Grenfell tower, and its specific circumstance as poorly supported social housing within a borough of London with great wealth and luxury accommodation, has put a focus on issues of inequality, housing, and social class.

“The people who died and lost their homes, this happened to them because they are poor,” Akala, a Hip Hop Artist who has become a high-profile political activist, explained. 

Political demands are growing – but political leadership from the Tory Government has been absent. Prime Minister Theresa May did not meet victims of the fire for “security reasons”, while her chief of staff, Gavin Barwell, refused to answer questions from the media – including on allegations he ‘sat on’ a warning of tower block safety dangers. 

Labour leader Jeremy Corbyn has called for empty flats in North Kensington to be “requisitioned if necessary” for people left homeless by the Grenfell Tower fire. “It cannot be acceptable that in London you have luxury buildings and luxury flats kept as land banking for the future while the homeless and the poor look for somewhere to live,” he said.

Jack Bernhardt, a London resident, explained how the anger at the political injustice of the blaze took hold of him: “This is horror. This is shame. That black husk is a monument to our apathy to inequality, our othering of poor people.”

Seventy sixpeople are currently reported missing, with the casualty count currently confirmed at a least 30. The London-wide Radical Housing Network said the deaths were caused by a “combination of government cuts, local authority mismanagement, and sheer contempt for council tenants and the homes they live in.”

The fire has been a wake up call across the nations of the UK, with questions asked about the safety of public housing, and wider questions of social inequality. In Scotland some, like rapper and writer Darren McGarvey – aka Loki – insisted that the political nature of Grenfell had to be understood. 

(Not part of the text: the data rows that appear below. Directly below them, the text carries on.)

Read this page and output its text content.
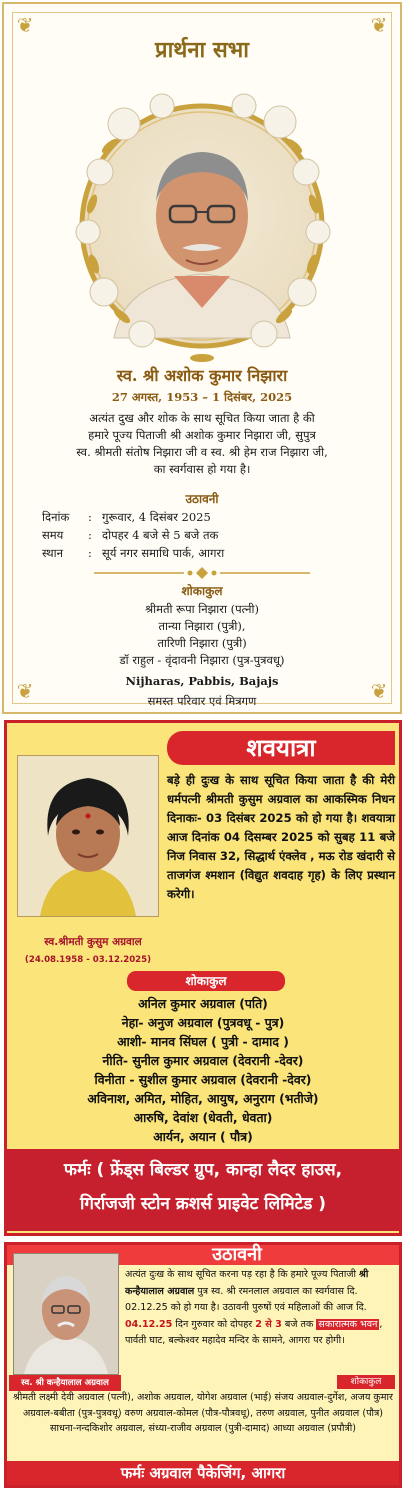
❦	❦
❦	❦
प्रार्थना सभा
स्व. श्री अशोक कुमार निझारा
27 अगस्त, 1953 – 1 दिसंबर, 2025
अत्यंत दुख और शोक के साथ सूचित किया जाता है की
हमारे पूज्य पिताजी श्री अशोक कुमार निझारा जी, सुपुत्र
स्व. श्रीमती संतोष निझारा जी व स्व. श्री हेम राज निझारा जी,
का स्वर्गवास हो गया है।
उठावनी
दिनांक : गुरूवार, 4 दिसंबर 2025
समय : दोपहर 4 बजे से 5 बजे तक
स्थान : सूर्य नगर समाधि पार्क, आगरा
शोकाकुल
श्रीमती रूपा निझारा (पत्नी)
तान्या निझारा (पुत्री),
तारिणी निझारा (पुत्री)
डॉ राहुल - वृंदावनी निझारा (पुत्र-पुत्रवधू)
Nijharas, Pabbis, Bajajs
समस्त परिवार एवं मित्रगण
शवयात्रा
बड़े ही दुःख के साथ सूचित किया जाता है की मेरी धर्मपत्नी श्रीमती कुसुम अग्रवाल का आकस्मिक निधन दिनाकः- 03 दिसंबर 2025 को हो गया है। शवयात्रा आज दिनांक 04 दिसम्बर 2025 को सुबह 11 बजे निज निवास 32, सिद्धार्थ एंक्लेव , मऊ रोड खंदारी से ताजगंज श्मशान (विद्युत शवदाह गृह) के लिए प्रस्थान करेगी।
स्व.श्रीमती कुसुम अग्रवाल
(24.08.1958 - 03.12.2025)
शोकाकुल
अनिल कुमार अग्रवाल (पति)
नेहा- अनुज अग्रवाल (पुत्रवधू - पुत्र)
आशी- मानव सिंघल ( पुत्री - दामाद )
नीति- सुनील कुमार अग्रवाल (देवरानी -देवर)
विनीता - सुशील कुमार अग्रवाल (देवरानी -देवर)
अविनाश, अमित, मोहित, आयुष, अनुराग (भतीजे)
आरुषि, देवांश (धेवती, धेवता)
आर्यन, अयान ( पौत्र)
फर्मः ( फ्रेंड्स बिल्डर ग्रुप, कान्हा लैदर हाउस,
गिर्राजजी स्टोन क्रशर्स प्राइवेट लिमिटेड )
उठावनी
अत्यंत दुःख के साथ सूचित करना पड़ रहा है कि हमारे पूज्य पिताजी श्री कन्हैयालाल अग्रवाल पुत्र स्व. श्री रमनलाल अग्रवाल का स्वर्गवास दि. 02.12.25 को हो गया है। उठावनी पुरुषों एवं महिलाओं की आज दि. 04.12.25 दिन गुरुवार को दोपहर 2 से 3 बजे तक सकारात्मक भवन , पार्वती घाट, बल्केश्वर महादेव मन्दिर के सामने, आगरा पर होगी।
स्व. श्री कन्हैयालाल अग्रवाल	शोकाकुल
श्रीमती लक्ष्मी देवी अग्रवाल (पत्नी), अशोक अग्रवाल, योगेश अग्रवाल (भाई) संजय अग्रवाल-दुर्गेश, अजय कुमार अग्रवाल-बबीता (पुत्र-पुत्रवधू) वरुण अग्रवाल-कोमल (पौत्र-पौत्रवधू), तरुण अग्रवाल, पुनीत अग्रवाल (पौत्र) साधना-नन्दकिशोर अग्रवाल, संध्या-राजीव अग्रवाल (पुत्री-दामाद) आध्या अग्रवाल (प्रपौत्री)
फर्मः अग्रवाल पैकेजिंग, आगरा
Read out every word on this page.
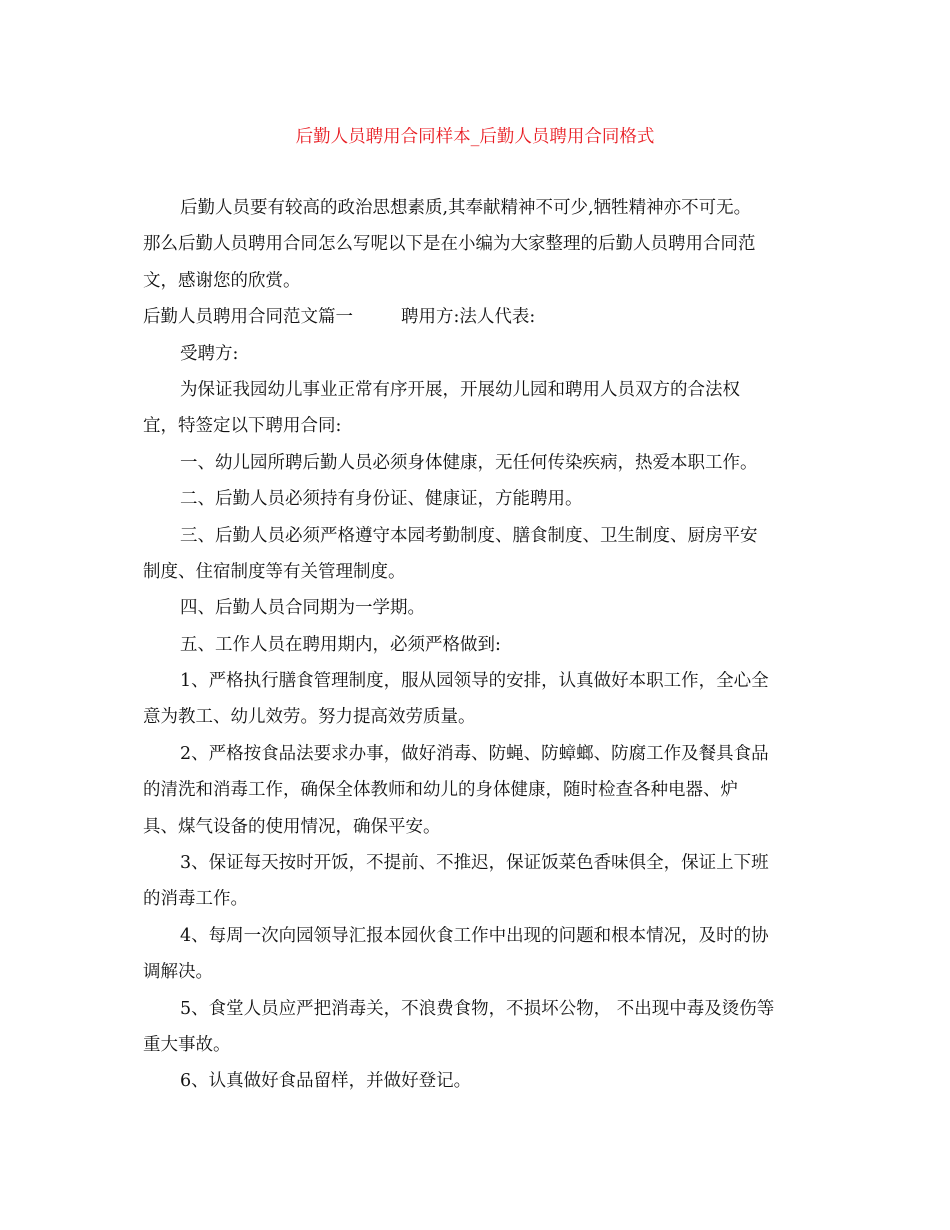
后勤人员聘用合同样本_后勤人员聘用合同格式
后勤人员要有较高的政治思想素质,其奉献精神不可少,牺牲精神亦不可无。
那么后勤人员聘用合同怎么写呢以下是在小编为大家整理的后勤人员聘用合同范
文，感谢您的欣赏。
后勤人员聘用合同范文篇一	聘用方:法人代表:
受聘方:
为保证我园幼儿事业正常有序开展，开展幼儿园和聘用人员双方的合法权
宜，特签定以下聘用合同:
一、幼儿园所聘后勤人员必须身体健康，无任何传染疾病，热爱本职工作。
二、后勤人员必须持有身份证、健康证，方能聘用。
三、后勤人员必须严格遵守本园考勤制度、膳食制度、卫生制度、厨房平安
制度、住宿制度等有关管理制度。
四、后勤人员合同期为一学期。
五、工作人员在聘用期内，必须严格做到:
1、严格执行膳食管理制度，服从园领导的安排，认真做好本职工作，全心全
意为教工、幼儿效劳。努力提高效劳质量。
2、严格按食品法要求办事，做好消毒、防蝇、防蟑螂、防腐工作及餐具食品
的清洗和消毒工作，确保全体教师和幼儿的身体健康，随时检查各种电器、炉
具、煤气设备的使用情况，确保平安。
3、保证每天按时开饭，不提前、不推迟，保证饭菜色香味俱全，保证上下班
的消毒工作。
4、每周一次向园领导汇报本园伙食工作中出现的问题和根本情况，及时的协
调解决。
5、食堂人员应严把消毒关，不浪费食物，不损坏公物， 不出现中毒及烫伤等
重大事故。
6、认真做好食品留样，并做好登记。
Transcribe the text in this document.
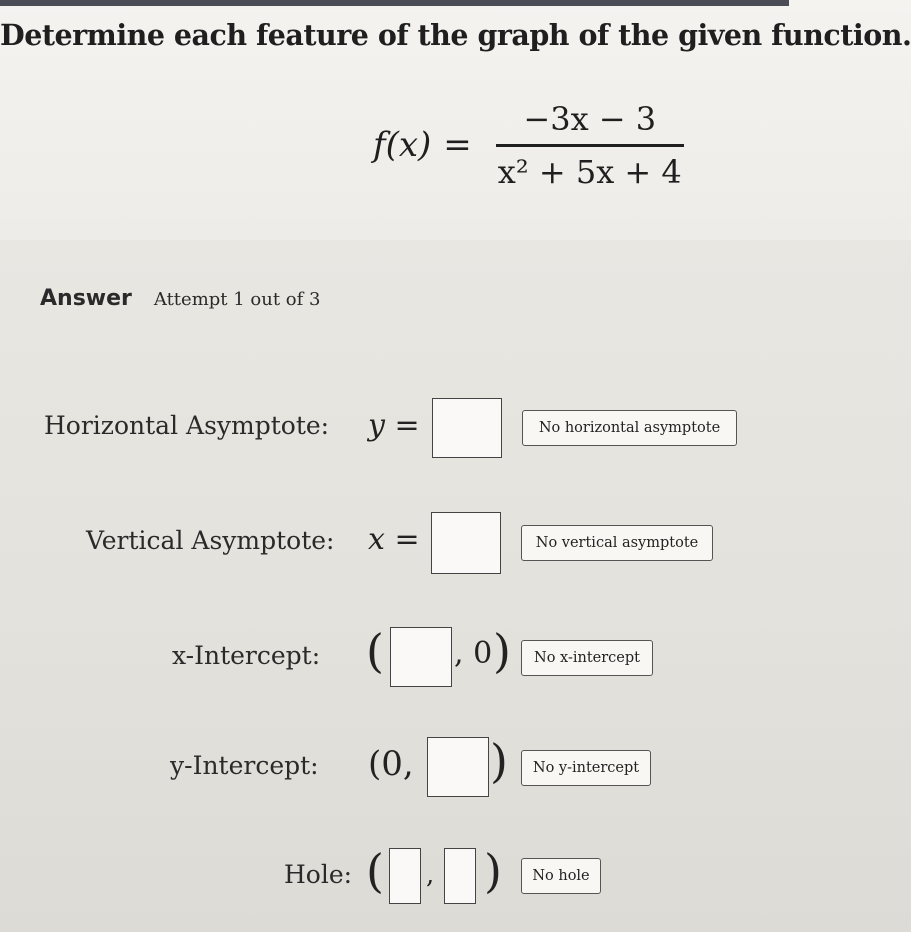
Determine each feature of the graph of the given function.
$f(x) = \frac{-3x - 3}{\text{x² + 5x + 4}}$
Answer Attempt 1 out of 3
Horizontal Asymptote: y =	No horizontal asymptote
Vertical Asymptote: x =	No vertical asymptote
x-Intercept: ( , 0 )	No x-intercept
y-Intercept: (0, )	No y-intercept
Hole: ( , )	No hole
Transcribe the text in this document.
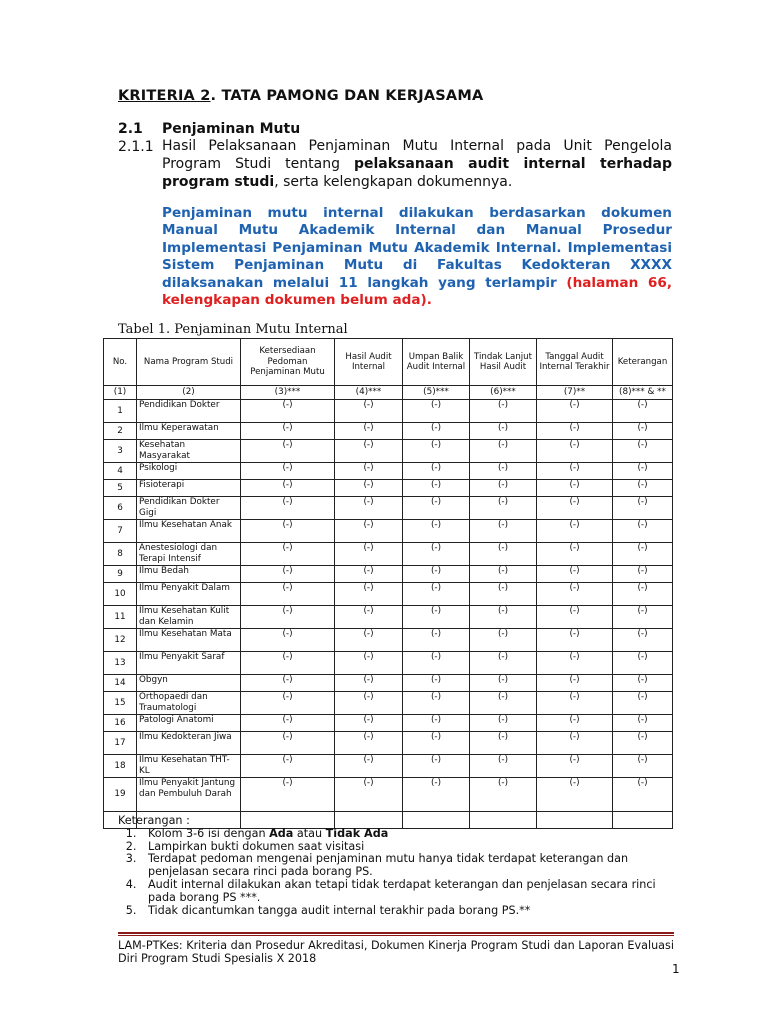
KRITERIA 2. TATA PAMONG DAN KERJASAMA
2.1 Penjaminan Mutu
2.1.1 Hasil Pelaksanaan Penjaminan Mutu Internal pada Unit Pengelola Program Studi tentang pelaksanaan audit internal terhadap program studi, serta kelengkapan dokumennya.
Penjaminan mutu internal dilakukan berdasarkan dokumen Manual Mutu Akademik Internal dan Manual Prosedur Implementasi Penjaminan Mutu Akademik Internal. Implementasi Sistem Penjaminan Mutu di Fakultas Kedokteran XXXX dilaksanakan melalui 11 langkah yang terlampir (halaman 66, kelengkapan dokumen belum ada).
Tabel 1. Penjaminan Mutu Internal
No.	Nama Program Studi	Ketersediaan Pedoman Penjaminan Mutu	Hasil Audit Internal	Umpan Balik Audit Internal	Tindak Lanjut Hasil Audit	Tanggal Audit Internal Terakhir	Keterangan
(1)	(2)	(3)***	(4)***	(5)***	(6)***	(7)**	(8)*** & **
1	Pendidikan Dokter	(-)	(-)	(-)	(-)	(-)	(-)
2	Ilmu Keperawatan	(-)	(-)	(-)	(-)	(-)	(-)
3	Kesehatan Masyarakat	(-)	(-)	(-)	(-)	(-)	(-)
4	Psikologi	(-)	(-)	(-)	(-)	(-)	(-)
5	Fisioterapi	(-)	(-)	(-)	(-)	(-)	(-)
6	Pendidikan Dokter Gigi	(-)	(-)	(-)	(-)	(-)	(-)
7	Ilmu Kesehatan Anak	(-)	(-)	(-)	(-)	(-)	(-)
8	Anestesiologi dan Terapi Intensif	(-)	(-)	(-)	(-)	(-)	(-)
9	Ilmu Bedah	(-)	(-)	(-)	(-)	(-)	(-)
10	Ilmu Penyakit Dalam	(-)	(-)	(-)	(-)	(-)	(-)
11	Ilmu Kesehatan Kulit dan Kelamin	(-)	(-)	(-)	(-)	(-)	(-)
12	Ilmu Kesehatan Mata	(-)	(-)	(-)	(-)	(-)	(-)
13	Ilmu Penyakit Saraf	(-)	(-)	(-)	(-)	(-)	(-)
14	Obgyn	(-)	(-)	(-)	(-)	(-)	(-)
15	Orthopaedi dan Traumatologi	(-)	(-)	(-)	(-)	(-)	(-)
16	Patologi Anatomi	(-)	(-)	(-)	(-)	(-)	(-)
17	Ilmu Kedokteran Jiwa	(-)	(-)	(-)	(-)	(-)	(-)
18	Ilmu Kesehatan THT-KL	(-)	(-)	(-)	(-)	(-)	(-)
19	Ilmu Penyakit Jantung dan Pembuluh Darah	(-)	(-)	(-)	(-)	(-)	(-)

Keterangan :
1. Kolom 3-6 isi dengan Ada atau Tidak Ada
2. Lampirkan bukti dokumen saat visitasi
3. Terdapat pedoman mengenai penjaminan mutu hanya tidak terdapat keterangan dan penjelasan secara rinci pada borang PS.
4. Audit internal dilakukan akan tetapi tidak terdapat keterangan dan penjelasan secara rinci pada borang PS ***.
5. Tidak dicantumkan tangga audit internal terakhir pada borang PS.**
LAM-PTKes: Kriteria dan Prosedur Akreditasi, Dokumen Kinerja Program Studi dan Laporan Evaluasi Diri Program Studi Spesialis X 2018
1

On a practical level, Edinburgh and Aberdeen councils confirmed a review of evacuation procedures and safety inspections across its social housing stock. First Minister Nicola Sturgeon has said that regulations will be reviewed by a ministerial group to ensure that “lessons are learned” from the fire, especially in regards to material used on buildings. 

Yet beyond the procedural check-up many of the same political conflicts – of disempowerment, of a lack of tenant rights, of obscure management groups, of gentrification – are happening in Scotland’s cities. 

Tenants union Living Rent have been at the forefront of the campaign for change. Just last week the group, campaigning over the behaviour of Whiteinch and Scotstoun Housing Association which has been accussed of unnecessarily closing communal spaces for tenants, said: “Decent housing doesn’t just mean a roof over your head – we all have the right to a proper home. The decision to shut down these communal spaces could push some of the residents at Primrose and Northinch Court into social isolation, and it must be reversed immediately.”

Residents gathered outside the associations offices to demand that their rights to quality housing was maintained in the age of austerity. 

Tonight [Friday 16 June] the Grenfell community will come together. The crisis of confidence in the political establishment, epitomised by the surge in support for Corbyn’s socialist leadership in the capital this June, now has a new anger. In the summer of 2011, following the police shooting of Mark Dugan, it led to riots across England.

Six years on, without political action, we can expect new disturbances. Though this time, there is a new anger at a time of unprecedented political instability.